What are AI Companies Doing to Protect You?
While your personal vigilance is the last line of defense, the tech industry isn’t sitting idle. AI companies are actively deploying countermeasures:
Limiting Access by Attackers: When an attacker is identified, their accounts are deactivated. AI companies use complex pattern recognition—analyzing the content and origin of requests—to hunt down malicious users. It is a constant cat and mouse game. While it doesn’t stop all access, it raises the cost significantly. Every moment an attacker spends trying to defeat these protections is a moment they can’t spend conducting destructive attacks.
Utilizing Guardrails and Training: AI models are trained with guardrails that inspect incoming and outgoing traffic, automatically refusing or modifying prompts that appear intended to facilitate harmful activity. Again, these techniques are not foolproof, but they disrupt access and diminish the utility of the AI for hackers.

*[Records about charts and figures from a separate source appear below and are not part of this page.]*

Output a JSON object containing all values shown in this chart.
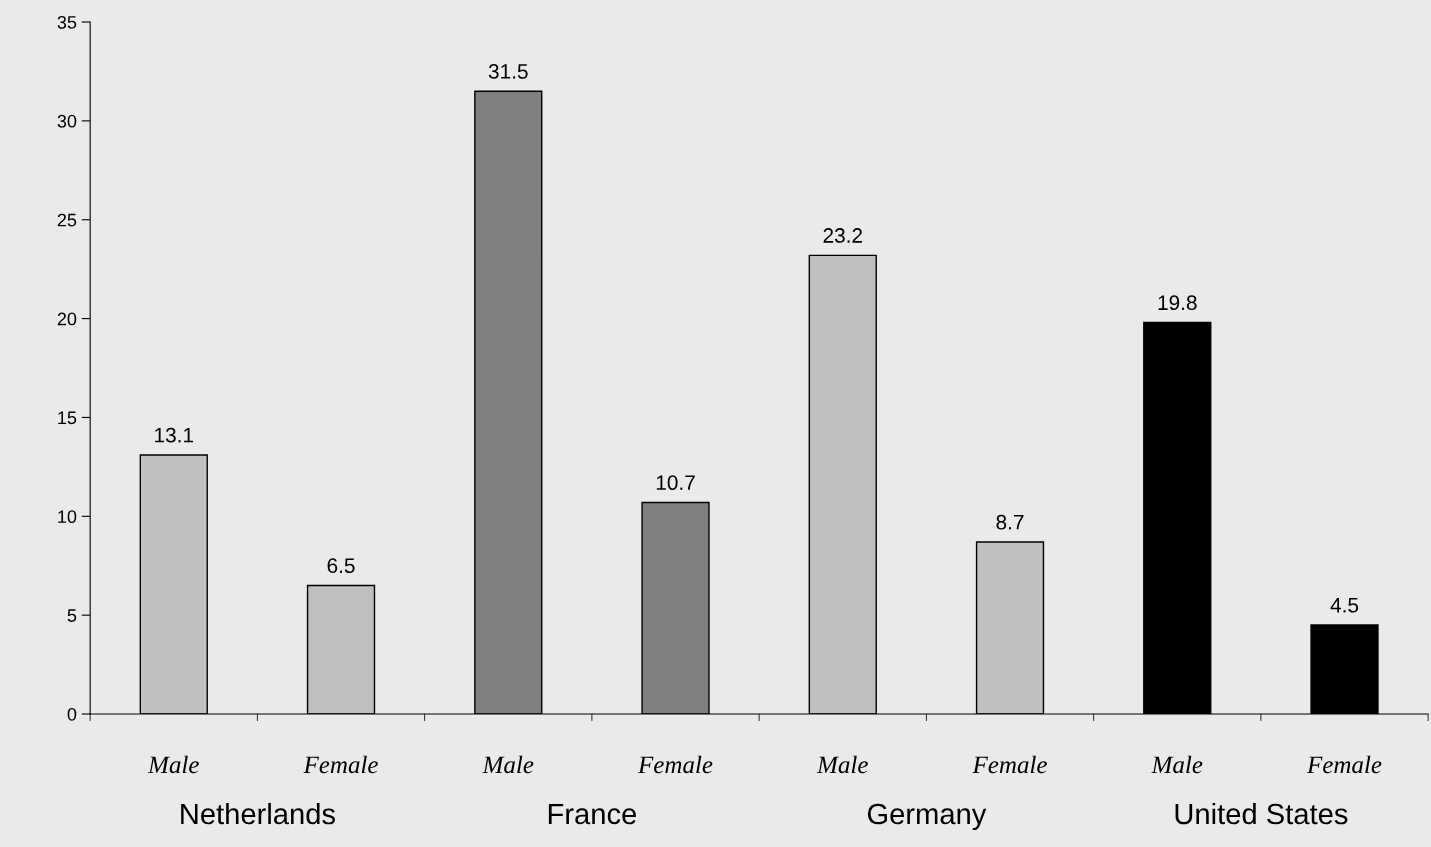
{
  "chart_data": {
    "type": "bar",
    "categories": [
      "Male",
      "Female",
      "Male",
      "Female",
      "Male",
      "Female",
      "Male",
      "Female"
    ],
    "values": [
      13.1,
      6.5,
      31.5,
      10.7,
      23.2,
      8.7,
      19.8,
      4.5
    ],
    "colors": [
      "#c0c0c0",
      "#c0c0c0",
      "#808080",
      "#808080",
      "#c0c0c0",
      "#c0c0c0",
      "#000000",
      "#000000"
    ],
    "ylim": [
      0,
      35
    ],
    "yticks": [
      0,
      5,
      10,
      15,
      20,
      25,
      30,
      35
    ],
    "data_labels": true,
    "grid": false,
    "legend": false,
    "annotations": [
      "Netherlands",
      "France",
      "Germany",
      "United States"
    ]
  }
}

Scanning for Vulnerabilities and Orchestrating Remediation: Vulnerability scanning isn’t new, but AI enables broader and deeper results. AI companies (Google CodeMender, Claude Code Security, OpenAI Aardvark) are working directly with the cybersecurity industry to execute massive scans, instantly generate remediations, and orchestrate campaigns to deploy those fixes before attackers can act.
Securing AI Itself
It is worth noting that protecting traditional software from AI-empowered attackers is only one slice of the overall security story. A complete view of AI security must also engage with other massive topics: how to deploy AI safely within an organization, how to manage how your private data is used by an AI model, and how to manage “agentic” systems (AI that can take actions on its own).
There are also vital, high-level theoretical debates about preventing AI from being used for massively destructive weapons, authoritarian surveillance, or sci-fi “AI overlord” scenarios.
But every conversation needs a focus, and right now, the most immediate, practical threat to the average user and business is the invisible arms race occurring in everyday software.
A Reason for Optimism
Ultimately, the integration of AI into cybersecurity is a narrative of optimism.
Yes, the equilibrium will shift. There will be chaotic periods as attackers test new AI tools. But relying only on defense means attackers get to choose the time and place of the next battle. By using AI to significantly speed up how we write, test, and fix software, we take the initiative away from the attackers. We make the cost of doing bad business too high.
As Dario Amodei, CEO of Anthropic, has noted, the balance between offense and defense is actually tractable in cybersecurity. There is real hope that defense can outpace attacks—but only if we actively invest in it. The tools are here. Someone must do the hard work of putting them to use for good, lest they only be put to use for harm.